“Ignorance is bliss,” as the age old expression goes.
I have always been deeply offended by this concept. I remember hearing it for the first time as a twelve year old, from a boy in class using it out of context in an attempt at flirtation with my best friend. It was a signpost slamming down in front of me, bifurcating the road ahead. Did that imply the only way to obtain bliss was through a life of ignorance? How does one impose ignorance upon oneself? It was an unfathomable maneuver for twelve-year-old me. It defied the laws of entropy we were learning about in science class. You can push a ball downhill and it will roll, but to push a ball uphill requires work. For some it seemed, knowledge acquisition was an uphill venture, but my ball was rolling easily downhill. Ignorance would require some forceful blockade.
I couldn’t contemplate it much more at the time, as we were headed to a field trip at a water park. So I added “ignorance is bliss” to the arsenal of insults I kept on deck to sling back at boys who would dare to pull my pigtails. I guess I was supposed to feel jealousy of those naturally predisposed to ignorance, and of the pleasures they are able to easily derive through capitalism. Sometimes I do. But only in the fleeting way one might feel jealous of a labrador, unable to process injustice in the world beyond not being allowed outside to chase a squirrel.
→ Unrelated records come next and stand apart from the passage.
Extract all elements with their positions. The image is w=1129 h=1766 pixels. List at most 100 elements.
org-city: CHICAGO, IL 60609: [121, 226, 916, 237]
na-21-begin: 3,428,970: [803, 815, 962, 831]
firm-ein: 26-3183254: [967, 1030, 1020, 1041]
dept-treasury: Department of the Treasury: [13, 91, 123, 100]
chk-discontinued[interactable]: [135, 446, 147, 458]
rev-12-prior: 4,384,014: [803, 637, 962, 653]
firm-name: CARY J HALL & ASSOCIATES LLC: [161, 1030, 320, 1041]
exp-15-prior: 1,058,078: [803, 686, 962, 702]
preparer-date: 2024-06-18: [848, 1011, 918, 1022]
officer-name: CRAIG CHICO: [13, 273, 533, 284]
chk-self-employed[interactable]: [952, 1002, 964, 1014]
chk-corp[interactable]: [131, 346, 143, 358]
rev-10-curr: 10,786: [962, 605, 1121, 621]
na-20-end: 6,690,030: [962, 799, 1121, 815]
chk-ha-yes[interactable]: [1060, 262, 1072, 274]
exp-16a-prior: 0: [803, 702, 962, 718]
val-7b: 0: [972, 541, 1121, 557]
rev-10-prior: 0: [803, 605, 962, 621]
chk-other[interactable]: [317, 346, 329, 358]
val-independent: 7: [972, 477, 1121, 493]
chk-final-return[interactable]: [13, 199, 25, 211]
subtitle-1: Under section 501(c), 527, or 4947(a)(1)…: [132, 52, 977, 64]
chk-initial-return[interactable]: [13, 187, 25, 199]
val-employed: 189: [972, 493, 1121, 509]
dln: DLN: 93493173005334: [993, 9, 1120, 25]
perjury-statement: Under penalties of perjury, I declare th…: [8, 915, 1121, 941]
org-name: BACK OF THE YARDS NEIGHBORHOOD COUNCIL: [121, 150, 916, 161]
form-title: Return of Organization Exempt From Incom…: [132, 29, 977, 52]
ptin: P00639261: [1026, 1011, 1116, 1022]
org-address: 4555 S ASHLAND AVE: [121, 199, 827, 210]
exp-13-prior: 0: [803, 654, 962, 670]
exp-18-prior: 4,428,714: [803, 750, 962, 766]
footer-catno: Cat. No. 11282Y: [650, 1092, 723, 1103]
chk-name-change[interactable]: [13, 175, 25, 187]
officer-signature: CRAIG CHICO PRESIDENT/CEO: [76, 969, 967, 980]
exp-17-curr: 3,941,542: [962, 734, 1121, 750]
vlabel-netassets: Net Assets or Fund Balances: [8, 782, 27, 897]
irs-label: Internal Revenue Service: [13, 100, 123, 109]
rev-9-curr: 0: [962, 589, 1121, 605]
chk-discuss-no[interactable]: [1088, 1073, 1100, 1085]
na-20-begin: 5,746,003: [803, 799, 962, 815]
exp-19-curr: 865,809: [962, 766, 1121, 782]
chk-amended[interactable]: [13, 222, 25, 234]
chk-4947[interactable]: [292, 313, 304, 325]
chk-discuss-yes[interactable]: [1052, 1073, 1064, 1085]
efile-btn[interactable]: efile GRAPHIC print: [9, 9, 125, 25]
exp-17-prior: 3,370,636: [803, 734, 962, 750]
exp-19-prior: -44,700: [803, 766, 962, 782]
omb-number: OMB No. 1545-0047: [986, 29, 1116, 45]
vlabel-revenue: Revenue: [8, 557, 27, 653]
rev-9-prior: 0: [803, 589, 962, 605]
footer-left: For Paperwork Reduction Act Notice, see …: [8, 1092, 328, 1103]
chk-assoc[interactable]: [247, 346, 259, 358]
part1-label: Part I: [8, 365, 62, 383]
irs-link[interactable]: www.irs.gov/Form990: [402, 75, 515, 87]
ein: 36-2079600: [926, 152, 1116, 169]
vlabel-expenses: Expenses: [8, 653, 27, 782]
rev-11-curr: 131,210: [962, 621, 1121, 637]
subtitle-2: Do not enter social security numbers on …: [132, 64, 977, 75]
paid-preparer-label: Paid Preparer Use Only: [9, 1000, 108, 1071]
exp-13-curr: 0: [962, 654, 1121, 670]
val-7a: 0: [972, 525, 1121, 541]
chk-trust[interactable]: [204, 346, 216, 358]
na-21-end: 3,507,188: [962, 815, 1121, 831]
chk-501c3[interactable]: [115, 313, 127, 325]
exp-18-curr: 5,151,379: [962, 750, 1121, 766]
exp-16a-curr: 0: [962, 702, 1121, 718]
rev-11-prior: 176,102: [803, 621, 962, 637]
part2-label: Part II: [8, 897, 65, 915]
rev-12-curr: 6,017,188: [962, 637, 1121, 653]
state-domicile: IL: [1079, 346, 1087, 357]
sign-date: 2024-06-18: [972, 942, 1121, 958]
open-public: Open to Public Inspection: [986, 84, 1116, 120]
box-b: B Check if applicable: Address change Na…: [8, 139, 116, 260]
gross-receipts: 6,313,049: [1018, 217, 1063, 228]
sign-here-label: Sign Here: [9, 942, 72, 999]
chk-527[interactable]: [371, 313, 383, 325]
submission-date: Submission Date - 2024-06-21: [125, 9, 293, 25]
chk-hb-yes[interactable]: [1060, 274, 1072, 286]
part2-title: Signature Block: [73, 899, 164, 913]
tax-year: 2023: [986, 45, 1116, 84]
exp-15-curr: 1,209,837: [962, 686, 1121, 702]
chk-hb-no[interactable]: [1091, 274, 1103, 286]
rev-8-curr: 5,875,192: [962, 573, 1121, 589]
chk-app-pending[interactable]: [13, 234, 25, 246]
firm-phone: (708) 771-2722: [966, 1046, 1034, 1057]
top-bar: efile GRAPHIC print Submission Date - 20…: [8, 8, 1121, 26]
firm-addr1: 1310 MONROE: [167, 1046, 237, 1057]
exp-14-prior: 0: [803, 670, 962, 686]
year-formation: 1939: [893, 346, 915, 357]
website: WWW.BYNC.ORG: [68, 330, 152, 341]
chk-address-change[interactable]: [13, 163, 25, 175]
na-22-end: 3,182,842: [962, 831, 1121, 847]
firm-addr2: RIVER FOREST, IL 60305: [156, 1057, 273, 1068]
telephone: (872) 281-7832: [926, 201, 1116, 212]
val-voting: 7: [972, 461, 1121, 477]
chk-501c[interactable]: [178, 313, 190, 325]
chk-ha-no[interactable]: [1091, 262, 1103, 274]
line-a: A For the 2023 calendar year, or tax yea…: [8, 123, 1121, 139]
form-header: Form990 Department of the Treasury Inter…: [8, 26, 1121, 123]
These days, I am quite certain that bliss, true bliss, can not be obtained via any willful practice of ignorance. We should really revise this phrase, so as to not offend those high-bandwidth minds that could begin to get this planet unfucked. Ignorance may be “contentment,” “satisfaction” at most. But bliss, real bliss, comes from being able to see those things in their places on a much more robust spectrum, and seeking out the upper limits while not fearing the lower. After all, these states temporary.